TWL said it terminated its business relationship with Big Time Holdings Inc (BTHI) and Williamsville Smith Management Limited (WSML), associated companies of Milost Global Inc, after the foreign firms failed to honour the terms of the investment agreement.
Milost had proposed to acquire 70 per cent equity in TWL in a deal valued at $150 million with disbursements expected to be concluded within four years. The investment initially had WSML as the Special Purpose Vehicle (SPV) for the transaction but this failed to materilaise.
The deal was subsequently vested in BTHI, one of Milost’s publicly trading entities in the over-the-counter (OTC) market of the New York Stock Exchange (NYSE) through which it planned to raise capital and fund the transaction.
BTHI, like WSML before it, then proceeded to have an agreement with Turner Wright which would cede 70 per cent of the Nigerian company to BTHI through a share exchange upon funding and disbursement of agreed capital.

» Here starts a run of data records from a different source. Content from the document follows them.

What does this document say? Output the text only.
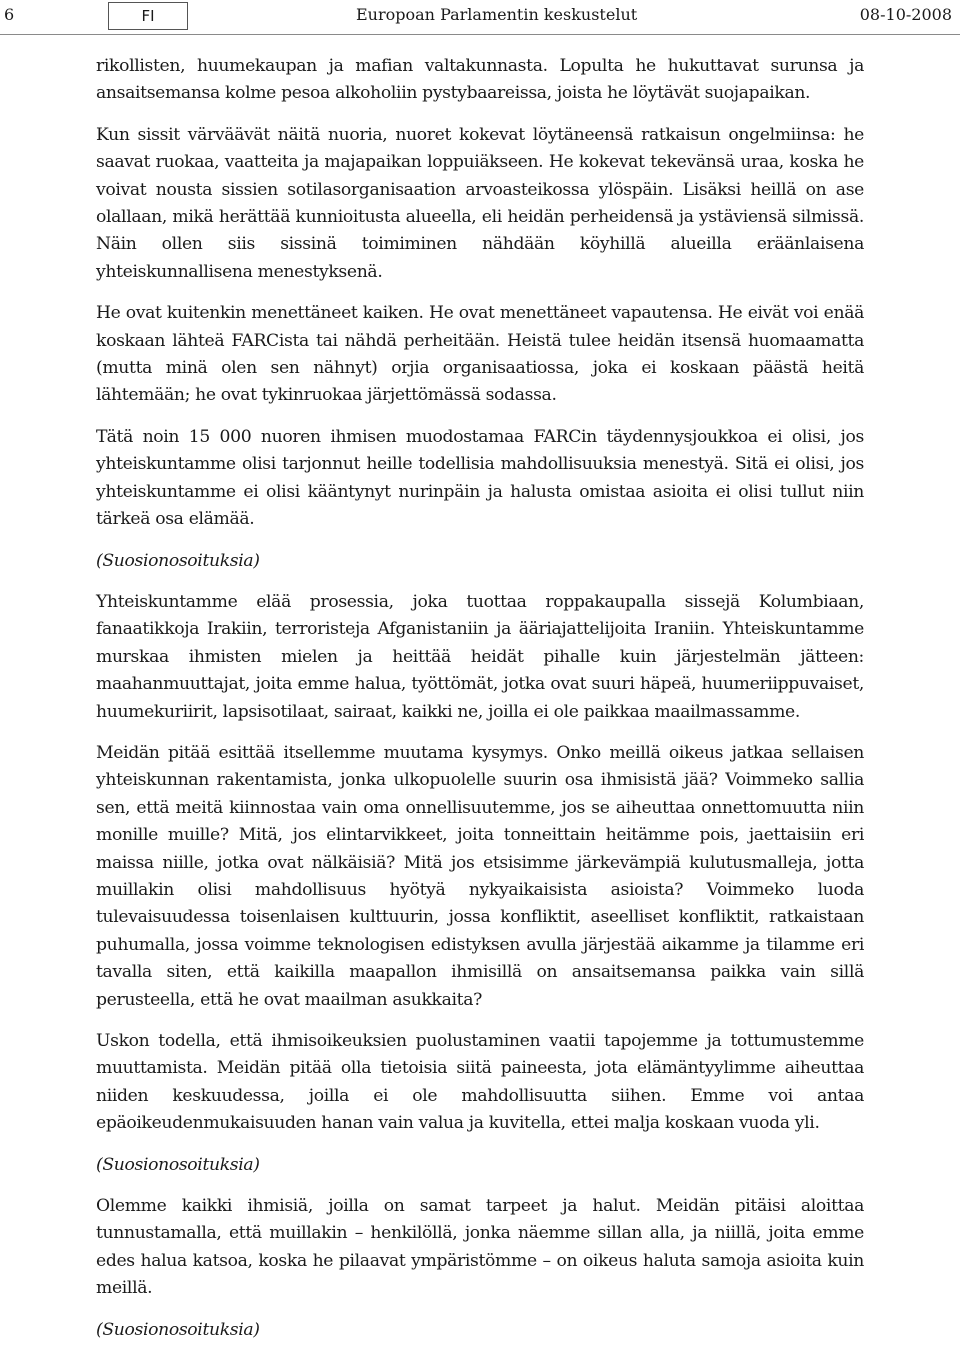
6	FI	Europoan Parlamentin keskustelut	08-10-2008

rikollisten, huumekaupan ja mafian valtakunnasta. Lopulta he hukuttavat surunsa ja ansaitsemansa kolme pesoa alkoholiin pystybaareissa, joista he löytävät suojapaikan.

Kun sissit värväävät näitä nuoria, nuoret kokevat löytäneensä ratkaisun ongelmiinsa: he saavat ruokaa, vaatteita ja majapaikan loppuiäkseen. He kokevat tekevänsä uraa, koska he voivat nousta sissien sotilasorganisaation arvoasteikossa ylöspäin. Lisäksi heillä on ase olallaan, mikä herättää kunnioitusta alueella, eli heidän perheidensä ja ystäviensä silmissä. Näin ollen siis sissinä toimiminen nähdään köyhillä alueilla eräänlaisena yhteiskunnallisena menestyksenä.

He ovat kuitenkin menettäneet kaiken. He ovat menettäneet vapautensa. He eivät voi enää koskaan lähteä FARCista tai nähdä perheitään. Heistä tulee heidän itsensä huomaamatta (mutta minä olen sen nähnyt) orjia organisaatiossa, joka ei koskaan päästä heitä lähtemään; he ovat tykinruokaa järjettömässä sodassa.

Tätä noin 15 000 nuoren ihmisen muodostamaa FARCin täydennysjoukkoa ei olisi, jos yhteiskuntamme olisi tarjonnut heille todellisia mahdollisuuksia menestyä. Sitä ei olisi, jos yhteiskuntamme ei olisi kääntynyt nurinpäin ja halusta omistaa asioita ei olisi tullut niin tärkeä osa elämää.

(Suosionosoituksia)

Yhteiskuntamme elää prosessia, joka tuottaa roppakaupalla sissejä Kolumbiaan, fanaatikkoja Irakiin, terroristeja Afganistaniin ja ääriajattelijoita Iraniin. Yhteiskuntamme murskaa ihmisten mielen ja heittää heidät pihalle kuin järjestelmän jätteen: maahanmuuttajat, joita emme halua, työttömät, jotka ovat suuri häpeä, huumeriippuvaiset, huumekuriirit, lapsisotilaat, sairaat, kaikki ne, joilla ei ole paikkaa maailmassamme.

Meidän pitää esittää itsellemme muutama kysymys. Onko meillä oikeus jatkaa sellaisen yhteiskunnan rakentamista, jonka ulkopuolelle suurin osa ihmisistä jää? Voimmeko sallia sen, että meitä kiinnostaa vain oma onnellisuutemme, jos se aiheuttaa onnettomuutta niin monille muille? Mitä, jos elintarvikkeet, joita tonneittain heitämme pois, jaettaisiin eri maissa niille, jotka ovat nälkäisiä? Mitä jos etsisimme järkevämpiä kulutusmalleja, jotta muillakin olisi mahdollisuus hyötyä nykyaikaisista asioista? Voimmeko luoda tulevaisuudessa toisenlaisen kulttuurin, jossa konfliktit, aseelliset konfliktit, ratkaistaan puhumalla, jossa voimme teknologisen edistyksen avulla järjestää aikamme ja tilamme eri tavalla siten, että kaikilla maapallon ihmisillä on ansaitsemansa paikka vain sillä perusteella, että he ovat maailman asukkaita?

Uskon todella, että ihmisoikeuksien puolustaminen vaatii tapojemme ja tottumustemme muuttamista. Meidän pitää olla tietoisia siitä paineesta, jota elämäntyylimme aiheuttaa niiden keskuudessa, joilla ei ole mahdollisuutta siihen. Emme voi antaa epäoikeudenmukaisuuden hanan vain valua ja kuvitella, ettei malja koskaan vuoda yli.

(Suosionosoituksia)

Olemme kaikki ihmisiä, joilla on samat tarpeet ja halut. Meidän pitäisi aloittaa tunnustamalla, että muillakin – henkilöllä, jonka näemme sillan alla, ja niillä, joita emme edes halua katsoa, koska he pilaavat ympäristömme – on oikeus haluta samoja asioita kuin meillä.

(Suosionosoituksia)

Chairman/Chief Executive Officer, Turner Wright Limited, Dr. Tunde Lawal, said the indigenous firm decided to terminate the agreement with effect from May 14, 2019 because of non-performance on the part of both Milost and BTHI.
According to him, the objective of the share exchange agreement had not materialised by dint of non-performance on the part of both parties and as such shares were never exchanged between Turner Wright and BTHI.
“This brings to a close the relationship between Turner Wright Limited and BTHI,” Lawal said.
With this development, analysts noted that Turner Wright’s fortunes have returned to status quo without encumbrance.
In May 2018, TWL had executed an agreement with the New York-based Milost Global Inc involving $50 million equity and $100 million convertible note.